I agree with firm boundaries, I only went for people who had a good bio and normal pics, chatted briefly to establish shared values, sense of humour and met within 2 weeks for a coffee or deleted.
Once met had 3-4 normal daytime dates (walk, coffee etc) before considering a meal or night out drinking. Ensured everything was equal in terms of paying and binned anyone who mentioned a crazy ex or seemed disrespectful of women.
There are good men who want to settle down just as there are good women but you have to be picky and not ignore any red flags.
Good luck if you continue but as others have said take breaks from it or it becomes too much.
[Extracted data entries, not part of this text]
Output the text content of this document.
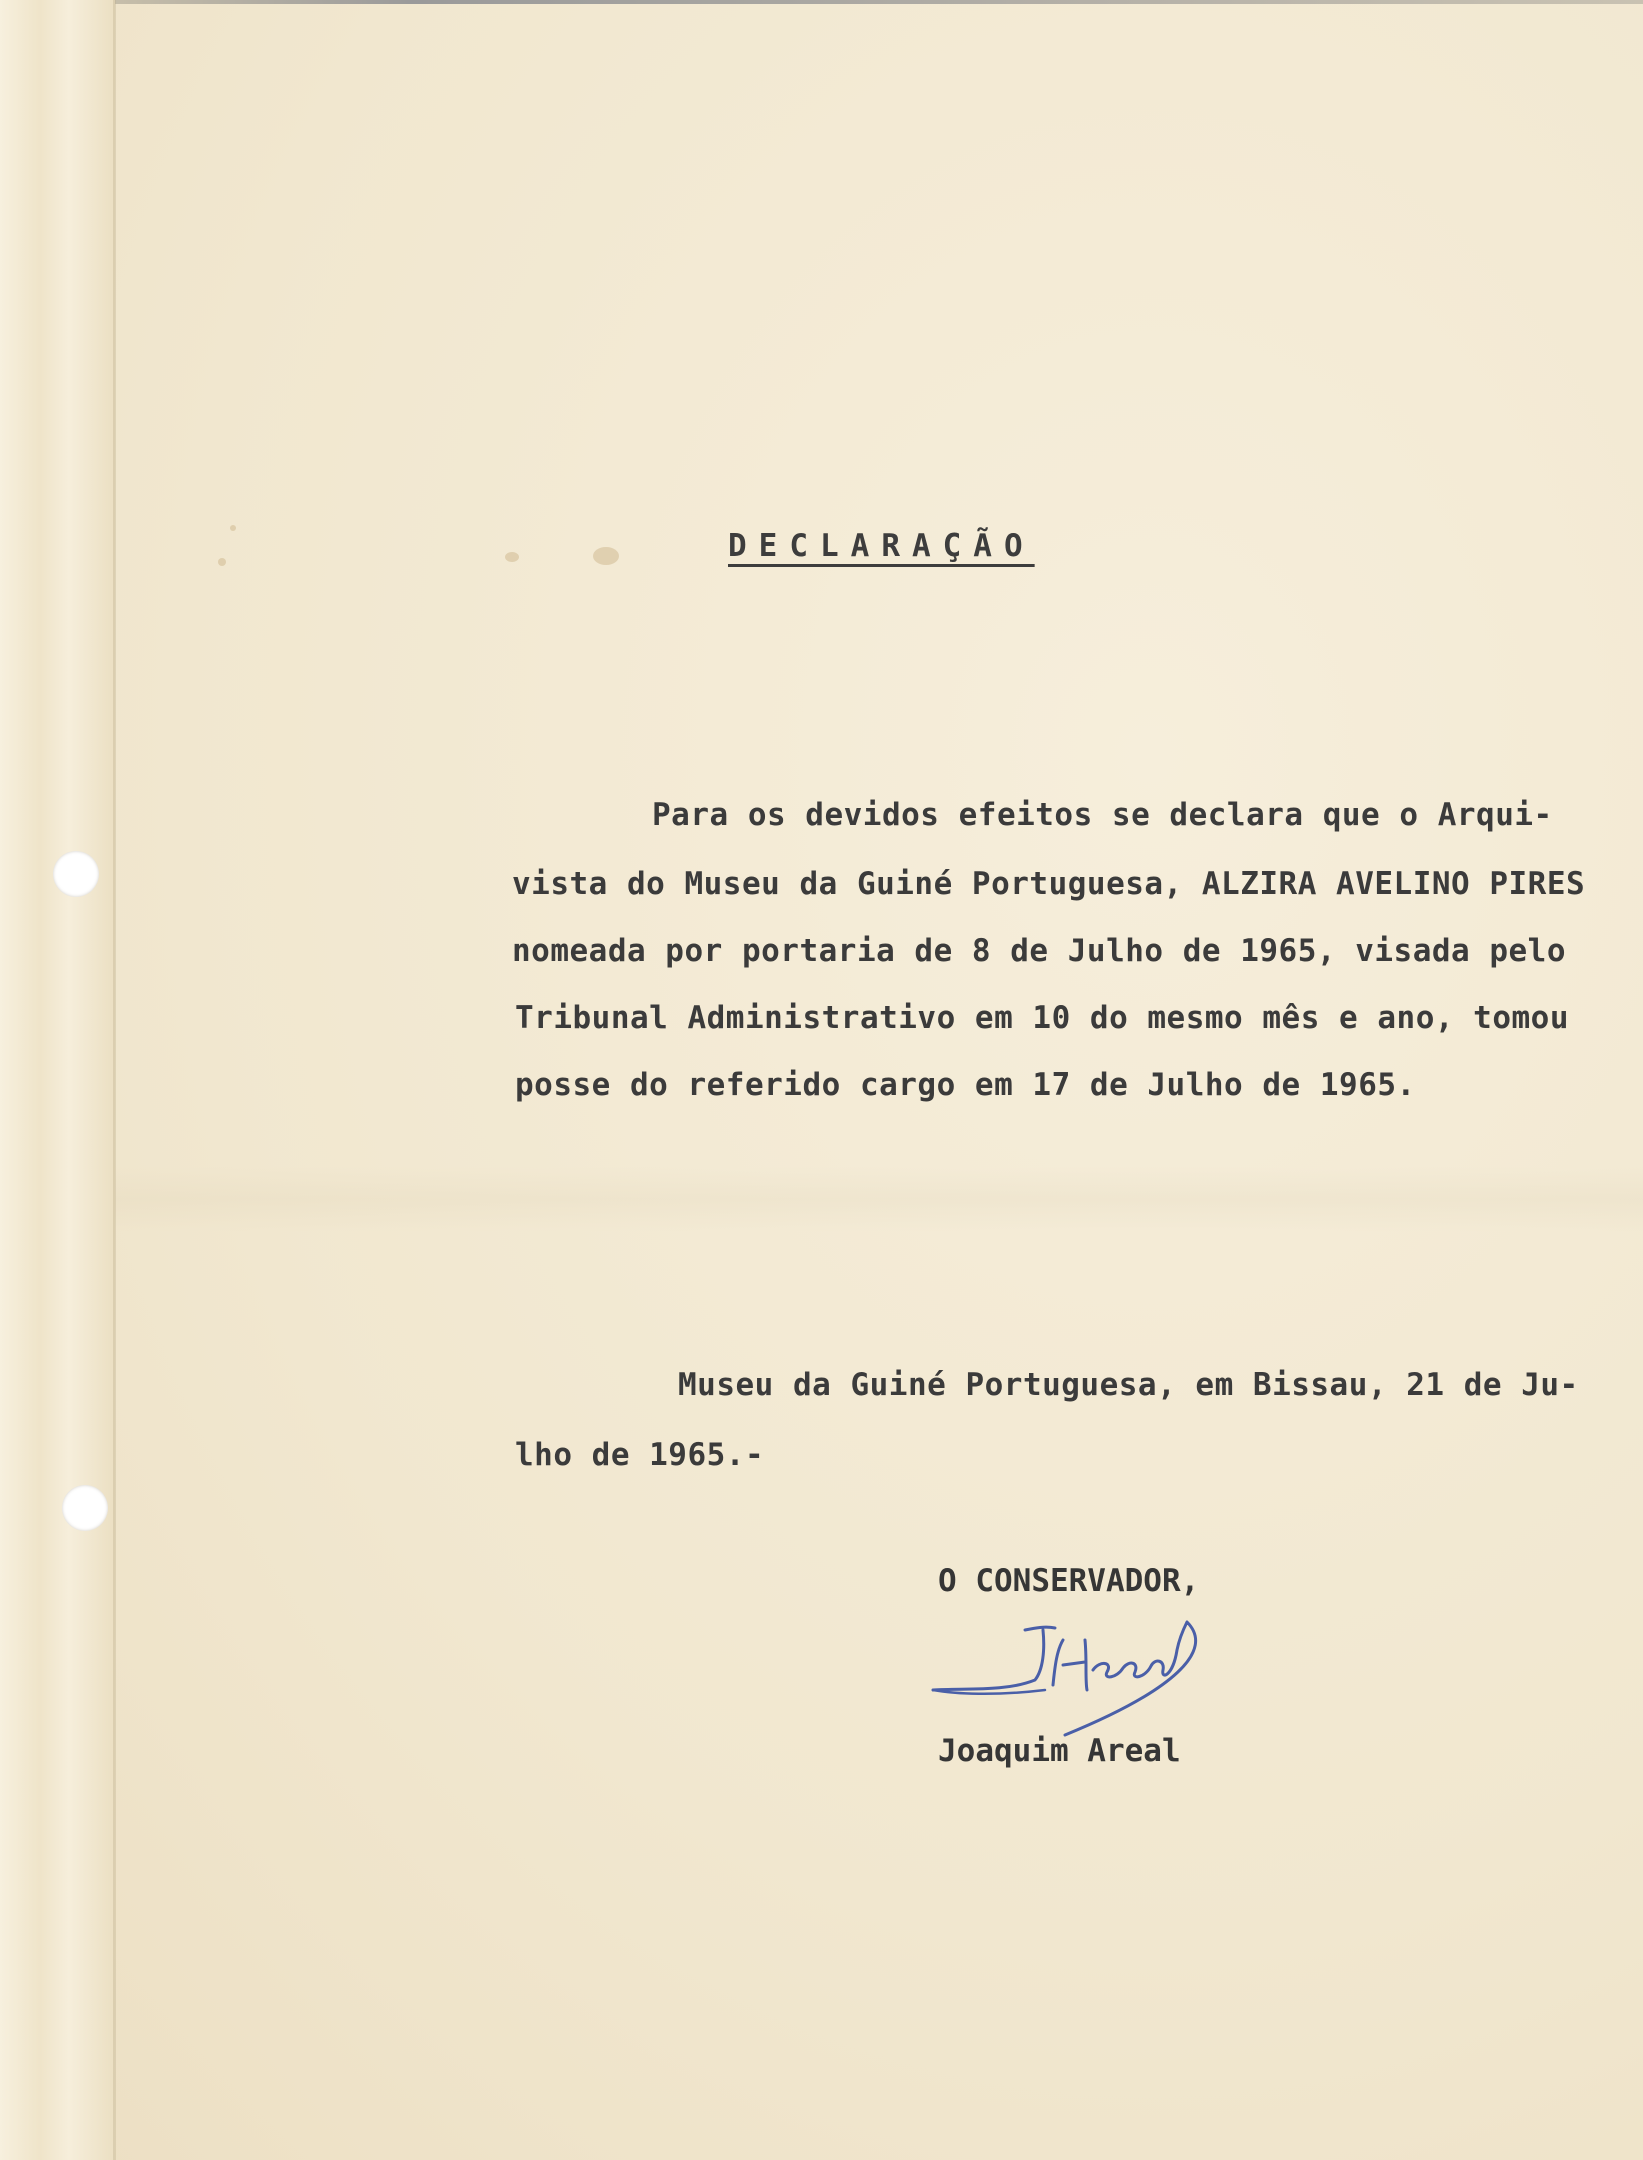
DECLARAÇÃO
Para os devidos efeitos se declara que o Arqui-
vista do Museu da Guiné Portuguesa, ALZIRA AVELINO PIRES
nomeada por portaria de 8 de Julho de 1965, visada pelo
Tribunal Administrativo em 10 do mesmo mês e ano, tomou
posse do referido cargo em 17 de Julho de 1965.
Museu da Guiné Portuguesa, em Bissau, 21 de Ju-
lho de 1965.-
O CONSERVADOR,
Joaquim Areal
firstmummy2019 · 20/08/2023 20:44

AcornHaircut · 19/08/2023 15:26

Because they are less invested, it's a catalogue of women, instant gratification from porn, O/F cam girls and 'swipes, matches and likes' give them the ego boost needed. Taking it into real life is more work. They weren't serious enough or available to actually date properly but wanted the attention, ego stroke and fun of it. It's like a hobby for some or a swipe game of who's hot and who's not, who fancies me and what sort of people can I pull.
Apps and online dating give the false impression of an endless stream of matches, it becomes sort of FOMO to just pick one and the ones who are serious are either off the market soon or jaded or pick wrong, go for looks and overlook red flags ...

This with bells on! The endless choice that the internet has given has pretty much fucked up dating.